FIFA Bans Tactical Team Talks During Goalkeeper Injury Breaks

 

Football’s governing body has moved to close one of the sport’s most quietly exploited loopholes, announcing that players at the 2026 FIFA World Cup will no longer be permitted to leave the field of play to receive coaching instructions while a goalkeeper is receiving treatment for an injury.

The directive, communicated by FIFA’s chief of referees Pierluigi Collina ahead of the tournament, targets what has increasingly been described as the “goalkeeper tactical timeout,” a practice where teams exploit injury stoppages to regroup tactically, disrupt an opponent’s rhythm, or receive fresh instructions from the technical bench.

“The goalkeeper has the right to be injured, but the players do not have the right to leave the field of play to have a sort of timeout with their respective coaches,” Collina said in a public statement issued ahead of the tournament.

Under the new enforcement approach, referees will actively prevent players from drifting toward their respective technical areas whenever a goalkeeper is down receiving medical attention. Coaches from all 48 participating nations were formally briefed at a FIFA workshop, with Collina confirming that officials would take a proactive stance.

“We told them that referees will be proactive. They will not allow the two teams to go to the benches when a goalkeeper is lying on the ground injured,” he stated.

The move comes against a backdrop of growing frustration within the game. In November 2025, Leeds United manager Daniel Farke publicly accused Paris Saint-Germain goalkeeper Gianluigi Donnarumma of manufacturing an injury stoppage to help disrupt his side’s momentum, a claim that reignited a broader debate about the integrity of injury breaks at elite level.

Collina himself acknowledged how visually absurd the situation had become. “It is quite weird that there really is only the referee, the physio and the goalkeeper on the field of play. All the other players leave the pitch, and it is not good,” he said.

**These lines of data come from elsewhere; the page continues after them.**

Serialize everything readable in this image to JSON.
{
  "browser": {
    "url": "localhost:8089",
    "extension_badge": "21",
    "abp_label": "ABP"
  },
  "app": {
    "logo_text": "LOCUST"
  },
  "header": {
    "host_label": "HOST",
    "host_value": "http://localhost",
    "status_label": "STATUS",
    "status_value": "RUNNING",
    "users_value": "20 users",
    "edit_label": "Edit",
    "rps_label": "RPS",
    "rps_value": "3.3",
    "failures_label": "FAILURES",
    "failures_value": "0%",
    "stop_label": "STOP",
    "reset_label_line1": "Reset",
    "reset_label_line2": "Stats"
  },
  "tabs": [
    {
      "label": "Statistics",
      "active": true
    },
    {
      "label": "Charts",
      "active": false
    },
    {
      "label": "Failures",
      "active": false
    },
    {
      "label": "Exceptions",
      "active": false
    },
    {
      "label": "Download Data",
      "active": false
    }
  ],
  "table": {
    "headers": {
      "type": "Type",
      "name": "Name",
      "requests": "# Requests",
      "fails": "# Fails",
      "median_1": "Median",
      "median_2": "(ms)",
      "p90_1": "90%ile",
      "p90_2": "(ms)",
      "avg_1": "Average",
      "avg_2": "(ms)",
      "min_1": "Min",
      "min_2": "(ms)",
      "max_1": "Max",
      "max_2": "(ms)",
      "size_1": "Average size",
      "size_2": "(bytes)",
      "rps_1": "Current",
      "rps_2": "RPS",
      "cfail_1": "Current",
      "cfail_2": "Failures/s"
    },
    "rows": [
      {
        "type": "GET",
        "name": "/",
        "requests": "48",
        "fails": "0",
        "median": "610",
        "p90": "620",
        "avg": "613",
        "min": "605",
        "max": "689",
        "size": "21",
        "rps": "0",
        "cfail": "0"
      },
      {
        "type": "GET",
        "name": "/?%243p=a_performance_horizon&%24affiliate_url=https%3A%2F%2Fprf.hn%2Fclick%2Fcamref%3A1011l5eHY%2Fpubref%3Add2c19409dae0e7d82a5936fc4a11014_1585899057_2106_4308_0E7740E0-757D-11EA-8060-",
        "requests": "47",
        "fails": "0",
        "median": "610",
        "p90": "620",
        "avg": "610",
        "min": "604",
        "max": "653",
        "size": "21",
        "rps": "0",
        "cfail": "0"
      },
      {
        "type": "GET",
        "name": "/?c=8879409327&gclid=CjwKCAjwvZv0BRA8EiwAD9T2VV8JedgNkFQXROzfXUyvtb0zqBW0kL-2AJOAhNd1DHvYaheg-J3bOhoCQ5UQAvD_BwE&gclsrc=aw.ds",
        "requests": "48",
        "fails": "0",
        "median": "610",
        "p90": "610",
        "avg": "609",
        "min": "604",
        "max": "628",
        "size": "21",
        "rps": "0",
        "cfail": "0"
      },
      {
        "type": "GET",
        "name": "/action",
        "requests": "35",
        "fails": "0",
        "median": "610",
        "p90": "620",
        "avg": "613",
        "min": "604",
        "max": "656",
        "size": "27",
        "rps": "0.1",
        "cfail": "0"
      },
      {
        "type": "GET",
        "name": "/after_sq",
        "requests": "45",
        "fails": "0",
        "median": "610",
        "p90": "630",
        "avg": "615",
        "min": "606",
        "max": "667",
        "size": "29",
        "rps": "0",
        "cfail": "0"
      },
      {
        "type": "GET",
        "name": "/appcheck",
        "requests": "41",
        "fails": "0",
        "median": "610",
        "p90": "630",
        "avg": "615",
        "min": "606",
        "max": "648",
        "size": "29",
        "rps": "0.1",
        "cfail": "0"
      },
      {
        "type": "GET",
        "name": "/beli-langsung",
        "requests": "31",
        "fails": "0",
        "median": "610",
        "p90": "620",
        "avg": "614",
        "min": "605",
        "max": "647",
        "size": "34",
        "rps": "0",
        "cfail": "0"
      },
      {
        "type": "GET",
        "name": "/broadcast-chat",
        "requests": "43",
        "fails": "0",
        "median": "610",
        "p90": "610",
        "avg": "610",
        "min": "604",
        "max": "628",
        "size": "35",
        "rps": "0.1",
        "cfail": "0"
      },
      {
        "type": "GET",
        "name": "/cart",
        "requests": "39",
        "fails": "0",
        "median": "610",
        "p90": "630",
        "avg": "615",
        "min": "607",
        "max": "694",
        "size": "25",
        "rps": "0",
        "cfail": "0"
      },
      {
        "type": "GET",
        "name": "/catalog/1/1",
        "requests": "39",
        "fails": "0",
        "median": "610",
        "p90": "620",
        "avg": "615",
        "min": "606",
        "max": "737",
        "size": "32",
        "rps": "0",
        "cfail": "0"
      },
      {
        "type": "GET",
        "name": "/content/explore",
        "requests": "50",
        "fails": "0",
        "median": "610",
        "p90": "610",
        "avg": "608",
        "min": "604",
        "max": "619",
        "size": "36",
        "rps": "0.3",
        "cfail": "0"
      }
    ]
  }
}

Despite the firmness of the language, the rule carries notable limits. Players who drift toward technical areas will not automatically face disciplinary action, leaving referees to manage the situation through instruction and positioning rather than bookings. Critics may argue this dilutes its deterrent effect, particularly in tense knockout rounds.

The measure also sits alongside a separate concession. Matches at the expanded 48-team tournament will feature three-minute hydration breaks in each half, giving coaches structured windows to address their players. Whether that provision effectively neutralises the intended impact of the goalkeeper injury restriction remains an open question that only competitive match conditions can answer.

In a parallel development, the International Football Association Board has approved an amendment to the Video Assistant Referee protocol, permitting video reviews of certain attacking fouls committed before the ball is played into the penalty area. The change adds another layer of officiating complexity to a tournament already navigating significant rule adjustments.

The 2026 FIFA World Cup, jointly hosted by the United States, Canada, and Mexico, will be the first to feature 48 nations, making consistent officiating standards across what could be up to 104 matches a considerable logistical and regulatory undertaking.